When the California Supreme Court decided Dynamex Operations West v. Superior Court, 4 Cal. 5th 903 (2018) in April 2018, dramatically limiting the definition of “independent contractors,” lawyers and journalists rushed to speculate.  What impact would this be on the ride-sharing industry and companies such as Uber and Lyft?  Currently, Uber and Lyft drivers are treated and taxed as independent contractors, not as employees.  App-based companies in general have resisted changing that aspect of their business models. Yet new legal precedent regarding the enforceability of arbitration agreements with class action waivers may head off, or at least delay, an impending collision between Uber and Dynamex.

Uber, in particular, has been fighting a lawsuit brought by a putative class of drivers in August 2013.  Allegations include failure to pay tips properly and that drivers were misclassified as independent contractors under California Labor Code section 2802. (The lawsuit is O’Connor v. Uber Technologies, Inc., 13-cv-03826, in the U.S. District Court for the Northern District of California.)

After numerous motions in the district court, including motions to dismiss, for summary judgment, and for class certification, the parties attempted to settle the case in August 2016. The settlement included $84 million in class member payments and policy changes, but the District Court denied the motion.  The Court found the settlement was not fair, adequate, or reasonable as required by law, in part because only 0.1% was allocated to settle the Private Attorneys’ General Act (“PAGA”) claims. Also, the Court found the policy changes would not sufficiently benefit the class.

Uber’s arbitration agreements with employees were valid and enforceable.

Soon after the decision rejecting that proposed settlement, the Ninth Circuit Court of Appeals found that Uber’s arbitration agreements with employees were valid and enforceable in a different Uber case.  (O’Connor v.

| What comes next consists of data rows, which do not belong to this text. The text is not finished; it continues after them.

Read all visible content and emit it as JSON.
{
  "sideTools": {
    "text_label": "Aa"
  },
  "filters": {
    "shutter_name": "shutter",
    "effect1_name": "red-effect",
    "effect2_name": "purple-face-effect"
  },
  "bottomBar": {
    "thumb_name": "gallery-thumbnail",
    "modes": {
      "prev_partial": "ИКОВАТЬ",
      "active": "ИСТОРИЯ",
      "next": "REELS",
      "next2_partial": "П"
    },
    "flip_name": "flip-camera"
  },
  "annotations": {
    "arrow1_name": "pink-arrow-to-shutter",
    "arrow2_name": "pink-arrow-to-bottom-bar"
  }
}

Uber Technologies, Inc., 15-17420.)

Then, in May 2018, the United States Supreme Court issued the landmark decision in Epic Systems Corp. v. Lewis, 138 S. Ct. 1612 (2018).  That case upheld class and collective action waivers in employer-employee arbitration agreements.  Following that precedent, the Ninth Circuit found in a decision on September 25, 2018 that Uber’s arbitration agreements effectively barred class actions by its drivers.

In the wake of this decision, thousands of Uber drivers have reportedly signed up for individual arbitration. See Joel Rosenblat, “Uber Drivers Lose Key Ruling in Pay and Benefits Suit,” Insurance Journal, September 25, 2018.  But no matter how many drivers seek to resolve their misclassification claims in arbitration, the matter appears to be on its way out of the courts.  This in turn means, that the likelihood of a major precedential decision deeming California’s Uber drivers to be employees is slim. However, if enough employees succeed in arbitration on their misclassification claims, it is possible that Uber could change its policy.

As for Uber’s major competitor Lyft, it settled a case in 2017 – pre-Dynamex – that paid drivers $27 million.  The settlement however allowed Lyft to continue to keep them on as independent contractors. It is possible that follow-on lawsuits could cause changes to that policy. However, as long as app-based companies that rely on independent contractors continue to require them to sign arbitration agreements, it is unclear when the courts will have the opportunity to decide whether Dynamex renders them employees.